L’ambition du film est évidente, les prénoms du réalisateur, des personnages, leur enfant est mort, on entre de plain-pied dans une histoire subjuguante, initiatique sur la parentalité, la culpabilité et la spiritualité. Certes, Nicloux joue aisément sur notre imaginaire de spectateur. L'amour, la mort, le deuil et l'illusion, sont au centre de bien de nos préoccupations. Qu’y a-t-il au-delà ? Au départ, ils pensent se retrouver pour faire leur deuil. La lettre leur laisse à croire qu’il se passera quelque chose, mais ils n’y croient guère. Lui est sceptique, elle, argumentant plus que de raison, fait semblant d’y croire, appliquant le précepte de Pascal, mettez-vous à genoux, priez et vous croirez. Mais sous cette armure de foi, elle aussi est envahie par le doute jusqu’à cette nuit où… Ils persévèrent, ils entrent dans le jeu machiavélique tissé par le disparu. Ils se posent des questions, sur lui, sur eux et en viennent à évoquer des raisons, des regrets, des remords, des responsabilités pour, en définitive, s’apercevoir que leur quête d’un mieux n’a été qu’un échec. Lui est de nouveau seul, malade, au bord d’un abîme de souffrances promises, elle en pleine rupture. Leur vie n’aura donc été qu’une suite de naufrages. Ils se raccrochent petit à petit l’un à l’autre, se faisant confiance, avec suspicion, avec des régressions, se retenant à leur lettre comme à une bouée. Leur morbide randonnée endeuillée de parents orphelins de leur enfant obéit aux mortifères injonctions précises d’un démiurge qui doit apparaître.
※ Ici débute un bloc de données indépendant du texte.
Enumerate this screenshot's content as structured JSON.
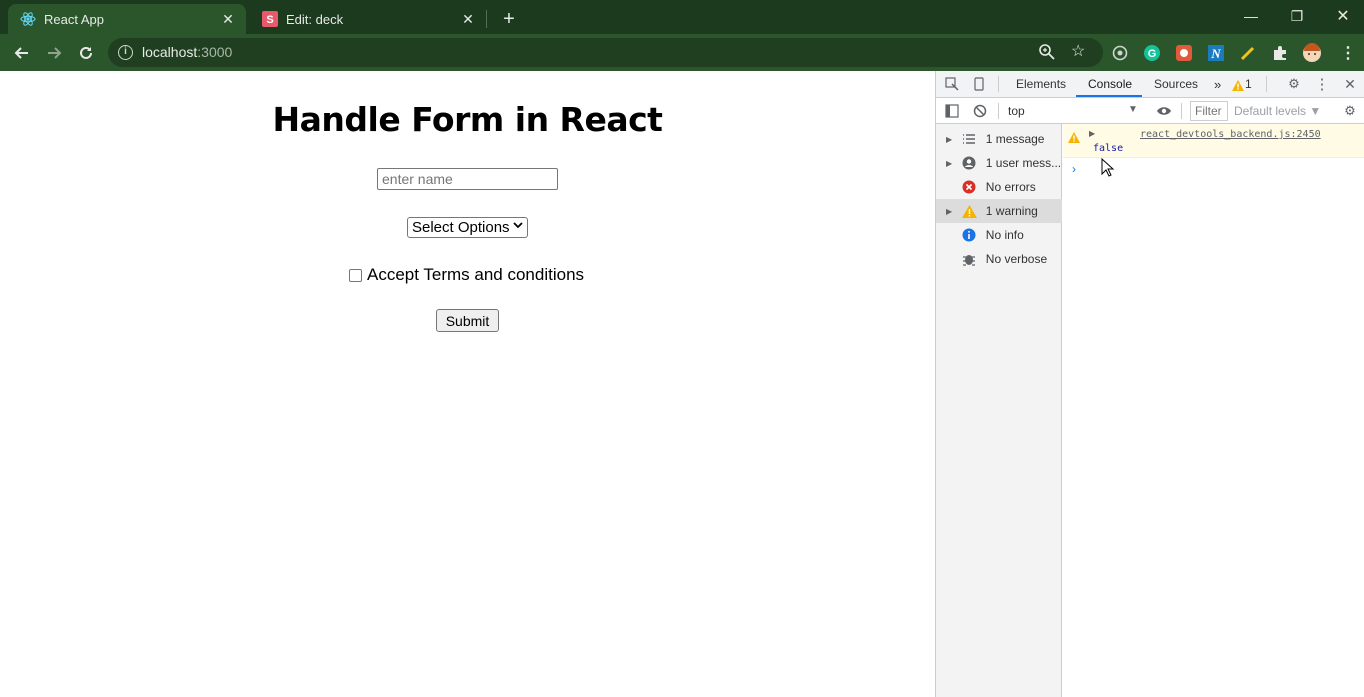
{
  "browser": {
    "tabs": [
      {
        "title": "React App",
        "active": true
      },
      {
        "title": "Edit: deck",
        "active": false
      }
    ],
    "url_host": "localhost",
    "url_port": ":3000"
  },
  "page": {
    "title": "Handle Form in React",
    "name_placeholder": "enter name",
    "select_value": "Select Options",
    "terms_label": "Accept Terms and conditions",
    "submit_label": "Submit"
  },
  "devtools": {
    "tabs": [
      "Elements",
      "Console",
      "Sources"
    ],
    "active_tab": "Console",
    "warning_count": "1",
    "context": "top",
    "filter_placeholder": "Filter",
    "levels": "Default levels ▼",
    "sidebar": [
      {
        "label": "1 message",
        "icon": "list-icon"
      },
      {
        "label": "1 user mess...",
        "icon": "user-icon"
      },
      {
        "label": "No errors",
        "icon": "error-icon"
      },
      {
        "label": "1 warning",
        "icon": "warning-icon"
      },
      {
        "label": "No info",
        "icon": "info-icon"
      },
      {
        "label": "No verbose",
        "icon": "bug-icon"
      }
    ],
    "console_source": "react_devtools_backend.js:2450",
    "console_value": "false",
    "prompt": "›"
  },
  "colors": {
    "chrome_dark": "#1c3a1e",
    "chrome_toolbar": "#2b562c",
    "devtools_accent": "#1a73e8",
    "warning_bg": "#fffbe5"
  }
}
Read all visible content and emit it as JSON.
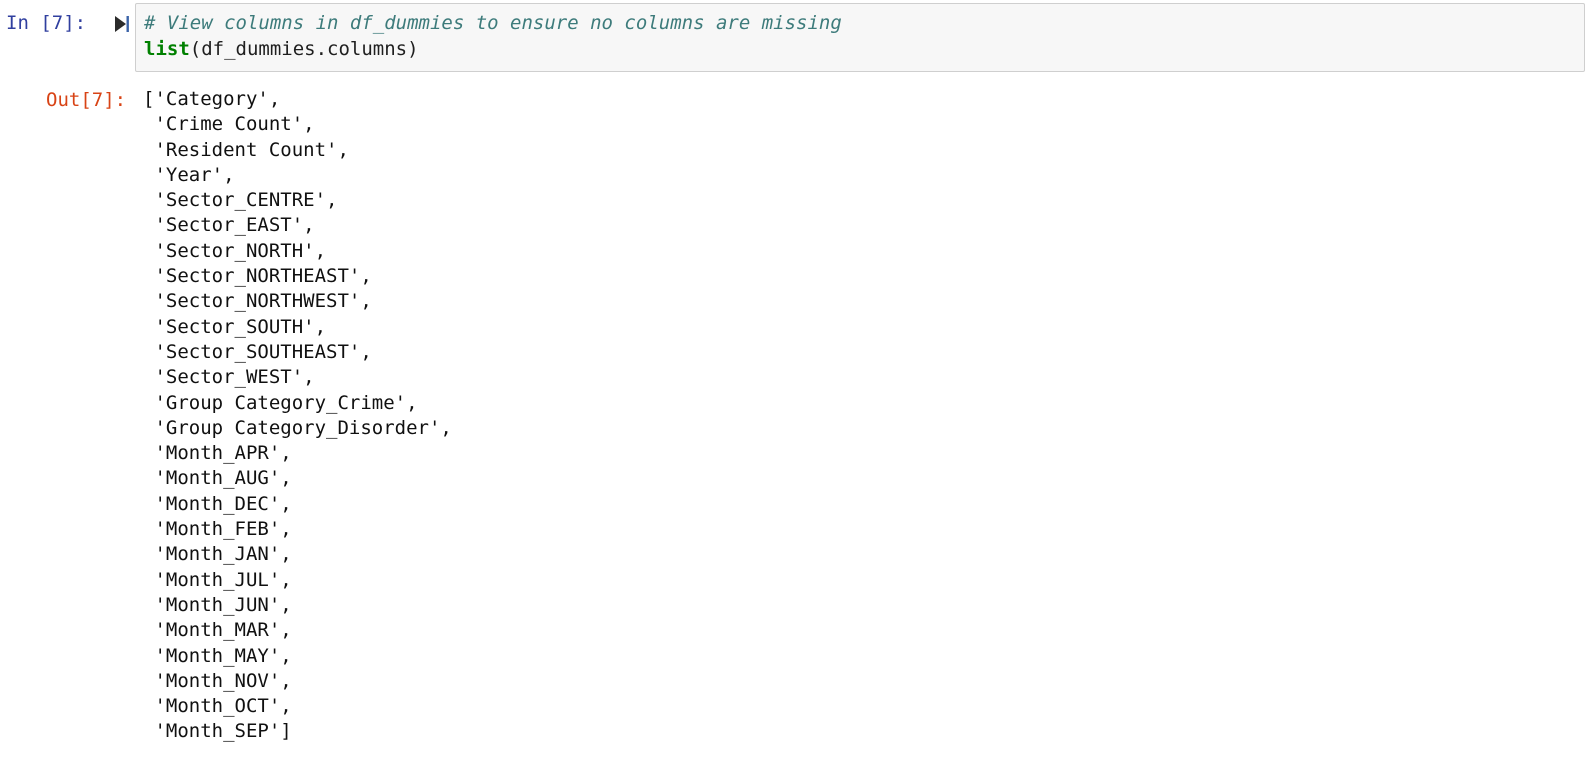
{
  "cell": {
    "input_prompt": "In [7]:",
    "output_prompt": "Out[7]:",
    "execution_count": 7,
    "run_icon": "step-forward-icon",
    "code": {
      "comment_line": "# View columns in df_dummies to ensure no columns are missing",
      "call_builtin": "list",
      "call_args": "(df_dummies.columns)",
      "full_line_2": "list(df_dummies.columns)"
    },
    "output_text": "['Category',\n 'Crime Count',\n 'Resident Count',\n 'Year',\n 'Sector_CENTRE',\n 'Sector_EAST',\n 'Sector_NORTH',\n 'Sector_NORTHEAST',\n 'Sector_NORTHWEST',\n 'Sector_SOUTH',\n 'Sector_SOUTHEAST',\n 'Sector_WEST',\n 'Group Category_Crime',\n 'Group Category_Disorder',\n 'Month_APR',\n 'Month_AUG',\n 'Month_DEC',\n 'Month_FEB',\n 'Month_JAN',\n 'Month_JUL',\n 'Month_JUN',\n 'Month_MAR',\n 'Month_MAY',\n 'Month_NOV',\n 'Month_OCT',\n 'Month_SEP']",
    "output_items": [
      "Category",
      "Crime Count",
      "Resident Count",
      "Year",
      "Sector_CENTRE",
      "Sector_EAST",
      "Sector_NORTH",
      "Sector_NORTHEAST",
      "Sector_NORTHWEST",
      "Sector_SOUTH",
      "Sector_SOUTHEAST",
      "Sector_WEST",
      "Group Category_Crime",
      "Group Category_Disorder",
      "Month_APR",
      "Month_AUG",
      "Month_DEC",
      "Month_FEB",
      "Month_JAN",
      "Month_JUL",
      "Month_JUN",
      "Month_MAR",
      "Month_MAY",
      "Month_NOV",
      "Month_OCT",
      "Month_SEP"
    ]
  },
  "colors": {
    "in_prompt": "#303F9F",
    "out_prompt": "#D84315",
    "comment": "#3D7B7B",
    "builtin": "#008000",
    "code_text": "#1f1f1f",
    "cell_background": "#f7f7f7",
    "cell_border": "#cfcfcf",
    "page_background": "#ffffff"
  }
}
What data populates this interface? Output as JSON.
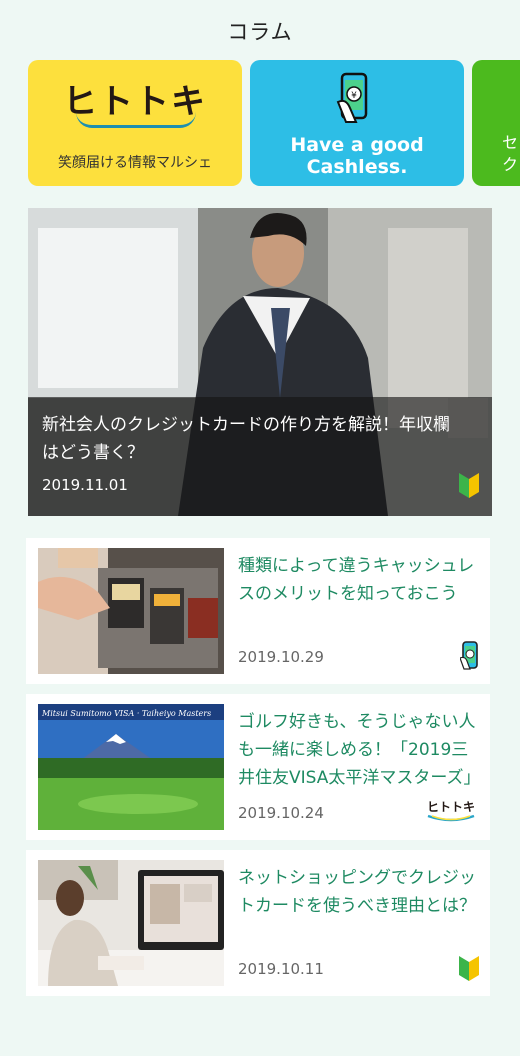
{
  "header": {
    "title": "コラム"
  },
  "categories": [
    {
      "logo_text": "ヒトトキ",
      "subtitle": "笑顔届ける情報マルシェ"
    },
    {
      "text_line1": "Have a good",
      "text_line2": "Cashless."
    },
    {
      "text_line1": "セ",
      "text_line2": "ク"
    }
  ],
  "featured": {
    "title": "新社会人のクレジットカードの作り方を解説！年収欄はどう書く？",
    "date": "2019.11.01",
    "badge_icon": "beginner-mark-icon"
  },
  "articles": [
    {
      "title": "種類によって違うキャッシュレスのメリットを知っておこう",
      "date": "2019.10.29",
      "badge_icon": "cashless-phone-icon"
    },
    {
      "title": "ゴルフ好きも、そうじゃない人も一緒に楽しめる！「2019三井住友VISA太平洋マスターズ」",
      "date": "2019.10.24",
      "badge_icon": "hitotoki-logo-icon",
      "badge_text": "ヒトトキ",
      "thumb_banner": "Mitsui Sumitomo VISA · Taiheiyo Masters"
    },
    {
      "title": "ネットショッピングでクレジットカードを使うべき理由とは？",
      "date": "2019.10.11",
      "badge_icon": "beginner-mark-icon"
    }
  ],
  "colors": {
    "accent_green": "#1e8a62",
    "hitotoki_yellow": "#fde03d",
    "cashless_blue": "#2dbee6",
    "category_green": "#4cba1e"
  }
}
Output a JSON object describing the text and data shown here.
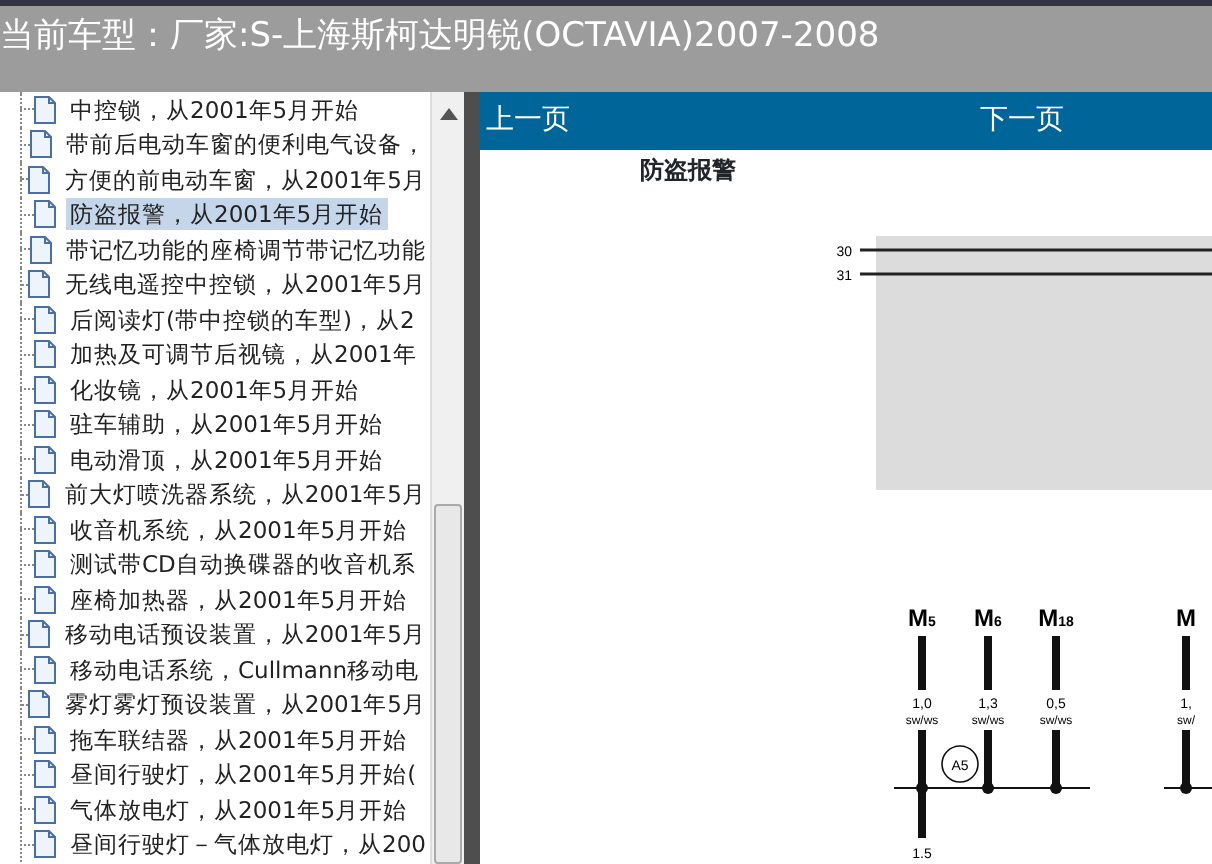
{
  "window": {
    "title": "当前车型：厂家:S-上海斯柯达明锐(OCTAVIA)2007-2008"
  },
  "tree": {
    "items": [
      {
        "label": "中控锁，从2001年5月开始",
        "selected": false
      },
      {
        "label": "带前后电动车窗的便利电气设备，",
        "selected": false
      },
      {
        "label": "方便的前电动车窗，从2001年5月",
        "selected": false
      },
      {
        "label": "防盗报警，从2001年5月开始",
        "selected": true
      },
      {
        "label": "带记忆功能的座椅调节带记忆功能",
        "selected": false
      },
      {
        "label": "无线电遥控中控锁，从2001年5月",
        "selected": false
      },
      {
        "label": "后阅读灯(带中控锁的车型)，从2",
        "selected": false
      },
      {
        "label": "加热及可调节后视镜，从2001年",
        "selected": false
      },
      {
        "label": "化妆镜，从2001年5月开始",
        "selected": false
      },
      {
        "label": "驻车辅助，从2001年5月开始",
        "selected": false
      },
      {
        "label": "电动滑顶，从2001年5月开始",
        "selected": false
      },
      {
        "label": "前大灯喷洗器系统，从2001年5月",
        "selected": false
      },
      {
        "label": "收音机系统，从2001年5月开始",
        "selected": false
      },
      {
        "label": "测试带CD自动换碟器的收音机系",
        "selected": false
      },
      {
        "label": "座椅加热器，从2001年5月开始",
        "selected": false
      },
      {
        "label": "移动电话预设装置，从2001年5月",
        "selected": false
      },
      {
        "label": "移动电话系统，Cullmann移动电",
        "selected": false
      },
      {
        "label": "雾灯雾灯预设装置，从2001年5月",
        "selected": false
      },
      {
        "label": "拖车联结器，从2001年5月开始",
        "selected": false
      },
      {
        "label": "昼间行驶灯，从2001年5月开始(",
        "selected": false
      },
      {
        "label": "气体放电灯，从2001年5月开始",
        "selected": false
      },
      {
        "label": "昼间行驶灯－气体放电灯，从200",
        "selected": false
      }
    ]
  },
  "viewer": {
    "toolbar": {
      "previous": "上一页",
      "next": "下一页"
    },
    "document": {
      "heading": "防盗报警",
      "diagram": {
        "rails": [
          "30",
          "31"
        ],
        "connectors": [
          {
            "label": "M$_{5}$",
            "section": "1,0",
            "wire": "sw/ws",
            "below": "1.5"
          },
          {
            "label": "M$_{6}$",
            "section": "1,3",
            "wire": "sw/ws"
          },
          {
            "label": "M$_{18}$",
            "section": "0,5",
            "wire": "sw/ws"
          },
          {
            "label": "M",
            "section": "1,",
            "wire": "sw/"
          }
        ],
        "marker": "A5"
      }
    }
  }
}
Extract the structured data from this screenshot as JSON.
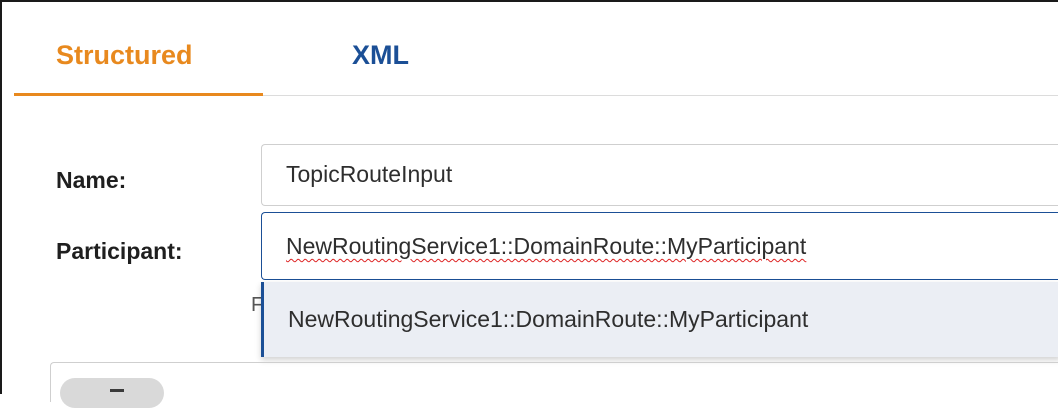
{
  "tabs": {
    "structured": "Structured",
    "xml": "XML"
  },
  "form": {
    "name_label": "Name:",
    "name_value": "TopicRouteInput",
    "participant_label": "Participant:",
    "participant_value": "NewRoutingService1::DomainRoute::MyParticipant",
    "helper_prefix": "F"
  },
  "dropdown": {
    "options": [
      "NewRoutingService1::DomainRoute::MyParticipant"
    ]
  },
  "colors": {
    "accent": "#e8891e",
    "primary": "#1b4f96",
    "dropdown_bg": "#ebeef4"
  }
}
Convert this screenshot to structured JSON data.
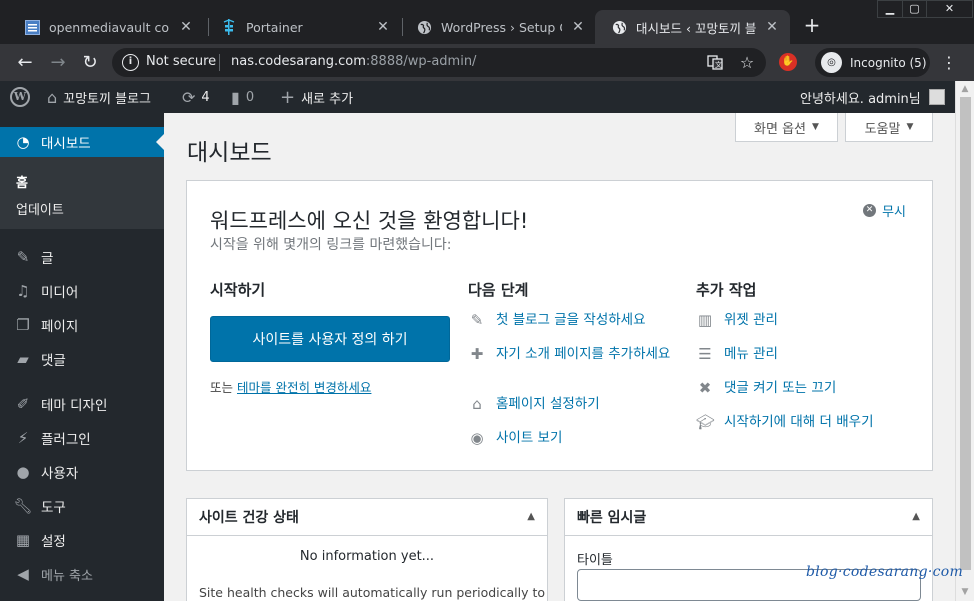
{
  "browser": {
    "tabs": [
      {
        "title": "openmediavault control",
        "icon": "omv-icon"
      },
      {
        "title": "Portainer",
        "icon": "portainer-icon"
      },
      {
        "title": "WordPress › Setup Confi",
        "icon": "globe-icon"
      },
      {
        "title": "대시보드 ‹ 꼬망토끼 블로",
        "icon": "globe-icon",
        "active": true
      }
    ],
    "window_controls": [
      "minimize",
      "maximize",
      "close"
    ],
    "security_text": "Not secure",
    "url_host": "nas.codesarang.com",
    "url_rest": ":8888/wp-admin/",
    "incognito_label": "Incognito (5)"
  },
  "adminbar": {
    "site_name": "꼬망토끼 블로그",
    "updates_count": "4",
    "comments_count": "0",
    "new_label": "새로 추가",
    "greeting": "안녕하세요. admin님"
  },
  "sidebar": {
    "current": "대시보드",
    "submenu": [
      "홈",
      "업데이트"
    ],
    "items": [
      {
        "label": "글",
        "icon": "pin-icon"
      },
      {
        "label": "미디어",
        "icon": "media-icon"
      },
      {
        "label": "페이지",
        "icon": "page-icon"
      },
      {
        "label": "댓글",
        "icon": "comment-icon"
      },
      {
        "label": "테마 디자인",
        "icon": "brush-icon"
      },
      {
        "label": "플러그인",
        "icon": "plugin-icon"
      },
      {
        "label": "사용자",
        "icon": "user-icon"
      },
      {
        "label": "도구",
        "icon": "wrench-icon"
      },
      {
        "label": "설정",
        "icon": "settings-icon"
      }
    ],
    "collapse_label": "메뉴 축소"
  },
  "content": {
    "screen_options": "화면 옵션",
    "help": "도움말",
    "page_title": "대시보드",
    "welcome": {
      "heading": "워드프레스에 오신 것을 환영합니다!",
      "subheading": "시작을 위해 몇개의 링크를 마련했습니다:",
      "dismiss": "무시",
      "col1_title": "시작하기",
      "cta_button": "사이트를 사용자 정의 하기",
      "or_prefix": "또는 ",
      "or_link": "테마를 완전히 변경하세요",
      "col2_title": "다음 단계",
      "next_steps": [
        {
          "label": "첫 블로그 글을 작성하세요",
          "icon": "edit-icon"
        },
        {
          "label": "자기 소개 페이지를 추가하세요",
          "icon": "plus-icon"
        },
        {
          "label": "홈페이지 설정하기",
          "icon": "home-icon"
        },
        {
          "label": "사이트 보기",
          "icon": "view-icon"
        }
      ],
      "col3_title": "추가 작업",
      "more_actions": [
        {
          "label": "위젯 관리",
          "icon": "widgets-icon"
        },
        {
          "label": "메뉴 관리",
          "icon": "menu-list-icon"
        },
        {
          "label": "댓글 켜기 또는 끄기",
          "icon": "comment-toggle-icon"
        },
        {
          "label": "시작하기에 대해 더 배우기",
          "icon": "learn-icon"
        }
      ]
    },
    "site_health": {
      "title": "사이트 건강 상태",
      "status": "No information yet...",
      "desc": "Site health checks will automatically run periodically to"
    },
    "quick_draft": {
      "title": "빠른 임시글",
      "title_label": "타이틀"
    }
  },
  "watermark": "blog·codesarang·com"
}
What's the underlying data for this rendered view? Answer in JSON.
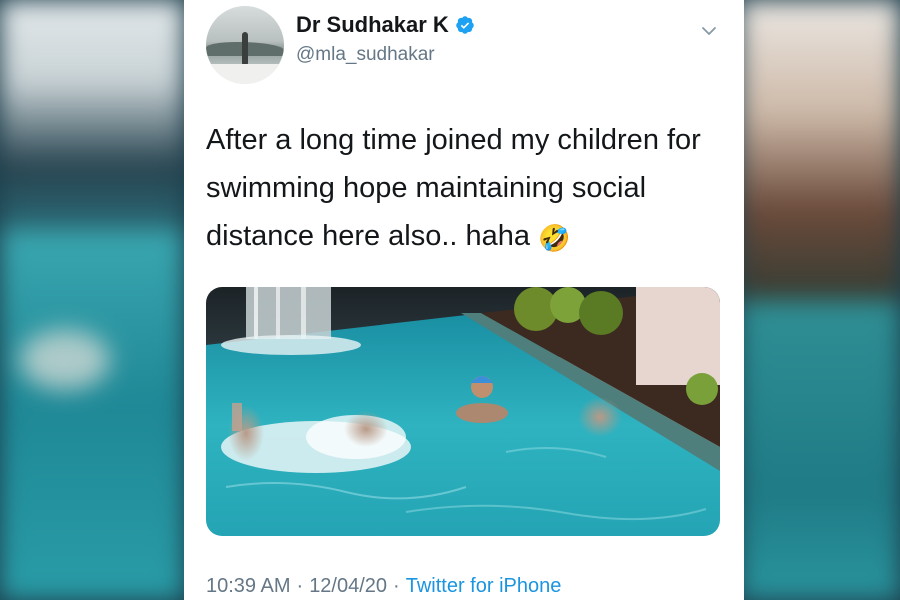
{
  "tweet": {
    "author": {
      "display_name": "Dr Sudhakar K",
      "handle": "@mla_sudhakar",
      "verified": true,
      "avatar_icon": "profile-photo-icon"
    },
    "text": "After a long time joined my children for swimming hope maintaining social distance here also.. haha",
    "emoji": "🤣",
    "media": {
      "icon": "swimming-pool-photo"
    },
    "meta": {
      "time": "10:39 AM",
      "separator": "·",
      "date": "12/04/20",
      "source": "Twitter for iPhone"
    }
  },
  "colors": {
    "text_primary": "#14171a",
    "text_secondary": "#657786",
    "link": "#1b95e0",
    "verified_badge": "#1da1f2",
    "pool_water": "#2fb3c0"
  }
}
Ils attendent un signe. Jeu magnifique de deux acteurs au sommet de leur art.
Oscillant entre suspens et fantastique, flirtant aux frontières du thriller, ce film est bien loin du film d’action. Ce serait aussi un film d’amour bien particulier dans lequel le réalisateur en explore des facettes inconnues. Amour filial, que ne font-ils pas pour revivre les traces de leur enfant ? Amour entre homme et femme, à l’envers, c’est leur propre sérénade qu’ils vont dérouler, évoquant des souvenirs et réanimant ce qui les a autrefois rapprochés. On sent qu’ils ont été heureux et qu’il suffirait d’un rien pour la petite braise qui rougeoie au fond leur cœur ne devienne un gigantesque brasier. Sur des paroles anodines, convenues parfois, ils redeviennent ce qu’ils n’auraient jamais dû cesser d’être. Passant de remords en regrets, ils vivent la difficulté de communiquer, la tâche ardue d’être parents et surtout la difficulté de croire à l’impalpable et à l’immatériel, car l’effort que demande le réalisateur au spectateur est le même qu’un enfant sollicite, jour après jour, sans l’exprimer, de ses parents. Croire en lui. Mais, en êtres impies, pour croire, nous voulons un signe.
Film aussi minimaliste que profond, à la mise en scène maîtrisée, il ne manque pas de sujets de réflexions.